Wersja mleczna urzekła mnie zapachem - to ją wybrałam w sklepie pierwszą, bez żadnego wahania. Sama nie wiem, dlaczego w domu zabrałam się najpierw za pomarańczową piankę, może lubię sobie zostawiać fajniejsze rzeczy na później ;) Jeśli miałyście okazję wąchać kiedyś linię Au Lait ze Scottish Fine Soaps [ próbka masła do ciała była dawno temu w glossyboxie ], ten zapach jest dość podobny [ Esy! Polubiłabyś go :) ] - mleczny, ciepły, trochę słodki i otulający. Kojarzy mi się z leniwymi, odprężającymi wieczorami.  Wszystkie pozostałe właściwości są dokładnie takie same, jak pianki pomarańczowej. 

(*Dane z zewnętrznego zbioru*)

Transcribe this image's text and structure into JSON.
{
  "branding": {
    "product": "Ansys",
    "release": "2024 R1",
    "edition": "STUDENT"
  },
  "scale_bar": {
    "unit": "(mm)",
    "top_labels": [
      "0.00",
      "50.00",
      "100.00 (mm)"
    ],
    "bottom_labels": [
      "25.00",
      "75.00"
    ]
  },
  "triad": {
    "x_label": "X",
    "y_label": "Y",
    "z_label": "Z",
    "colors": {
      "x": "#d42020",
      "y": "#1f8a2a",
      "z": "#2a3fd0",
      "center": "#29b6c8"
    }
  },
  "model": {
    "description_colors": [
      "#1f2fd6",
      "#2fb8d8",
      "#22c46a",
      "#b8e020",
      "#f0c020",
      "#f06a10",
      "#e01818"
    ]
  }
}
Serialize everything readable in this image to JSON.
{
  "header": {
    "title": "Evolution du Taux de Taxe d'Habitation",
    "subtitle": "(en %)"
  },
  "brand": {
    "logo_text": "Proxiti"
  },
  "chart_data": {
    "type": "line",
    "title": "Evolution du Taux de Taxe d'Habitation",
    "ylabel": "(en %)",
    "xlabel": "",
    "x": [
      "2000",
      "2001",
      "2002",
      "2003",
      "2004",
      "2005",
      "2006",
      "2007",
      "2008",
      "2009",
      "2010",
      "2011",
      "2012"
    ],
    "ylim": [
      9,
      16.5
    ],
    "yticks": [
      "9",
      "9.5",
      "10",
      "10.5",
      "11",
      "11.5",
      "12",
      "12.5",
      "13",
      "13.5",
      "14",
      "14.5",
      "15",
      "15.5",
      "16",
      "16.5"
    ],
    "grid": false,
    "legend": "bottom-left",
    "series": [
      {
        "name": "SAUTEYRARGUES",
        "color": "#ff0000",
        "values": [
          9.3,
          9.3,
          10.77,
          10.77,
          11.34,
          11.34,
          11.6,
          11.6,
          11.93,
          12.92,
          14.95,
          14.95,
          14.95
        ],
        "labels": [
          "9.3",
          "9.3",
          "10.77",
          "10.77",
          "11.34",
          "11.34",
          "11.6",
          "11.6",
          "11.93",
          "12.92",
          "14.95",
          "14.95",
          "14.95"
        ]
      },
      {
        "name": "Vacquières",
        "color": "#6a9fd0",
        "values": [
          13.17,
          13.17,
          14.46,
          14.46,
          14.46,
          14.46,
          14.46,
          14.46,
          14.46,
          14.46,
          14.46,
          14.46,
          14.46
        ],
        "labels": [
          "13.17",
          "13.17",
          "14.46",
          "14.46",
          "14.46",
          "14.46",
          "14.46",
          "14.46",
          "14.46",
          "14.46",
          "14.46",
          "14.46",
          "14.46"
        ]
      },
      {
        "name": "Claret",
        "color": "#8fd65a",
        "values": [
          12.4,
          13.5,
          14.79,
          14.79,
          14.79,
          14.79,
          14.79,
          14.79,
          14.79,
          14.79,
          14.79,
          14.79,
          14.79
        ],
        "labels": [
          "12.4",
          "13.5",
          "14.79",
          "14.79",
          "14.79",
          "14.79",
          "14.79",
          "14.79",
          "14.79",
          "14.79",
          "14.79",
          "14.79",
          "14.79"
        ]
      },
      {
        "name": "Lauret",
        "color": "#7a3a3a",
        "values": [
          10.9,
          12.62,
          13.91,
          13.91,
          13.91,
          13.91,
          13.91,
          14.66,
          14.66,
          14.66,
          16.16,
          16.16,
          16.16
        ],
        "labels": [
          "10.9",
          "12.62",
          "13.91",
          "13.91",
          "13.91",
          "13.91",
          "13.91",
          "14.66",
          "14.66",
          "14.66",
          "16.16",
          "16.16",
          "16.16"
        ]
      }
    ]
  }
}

Co do wydajności, to jestem mile zaskoczona - byłam przekonana, że pianka starczy mi na 4 - 5 użyć, a jest całkiem nieźle w tej kwestii. Pianki pomarańczowej używam od 9 lipca kilka razy w tygodniu, co na dziś daje już około 11 użyć, a zostało mi jej jeszcze całkiem sporo w opakowaniu, wróżę, że spokojnie na 4 aplikacje jeszcze wystarczy
Wiadomo, wszystko zależy od nas - ja tam sobie pianek nie żałuję, nie jestem oszczędna w tym temacie i jak mam pragnienie nabrać sobie jej więcej z opakowania, nie krępuję się ;) Mlecznej  użyłam tylko raz [ po zrobieniu zdjęć do posta, bo chciałam Wam pokazać, jak wygląda pełne opakowanie ], za to systematycznie ją niucham - nie wątpię, że ona zagości u mnie ponownie, a i inne kosmetyki z tej linii zapachowej rozważam :)



Podsumowując, uważam, że te pianki są miłą odmianą od żeli prysznicowych, miło jest raz na jakiś czas zafundować sobie coś ciekawego. Na pewno nie zastąpię nimi żeli pod prysznic, ale wiem, że będę do nich powracać, bo są naprawdę miłym czasoumilaczem. Jak za taką przyzwoitą wydajność, nie kosztują bardzo dużo, raz na jakiś czas można sobie pozwolić :) Dodatkowo, pianki, moim zdaniem, idealnie nadają się na niebanalny prezent, zwłaszcza dla osoby, która nie wydałaby pieniędzy na taką fanaberię piankową ;) Ja już mam kilka osób na oku, które obdaruję z jakiejś okazji pianką Organique.

A jak jest u Was? Wolicie tradycyjne żele pod prysznic, czy takie nowinki, jak pianka?
A może używałyście już którejś z tych?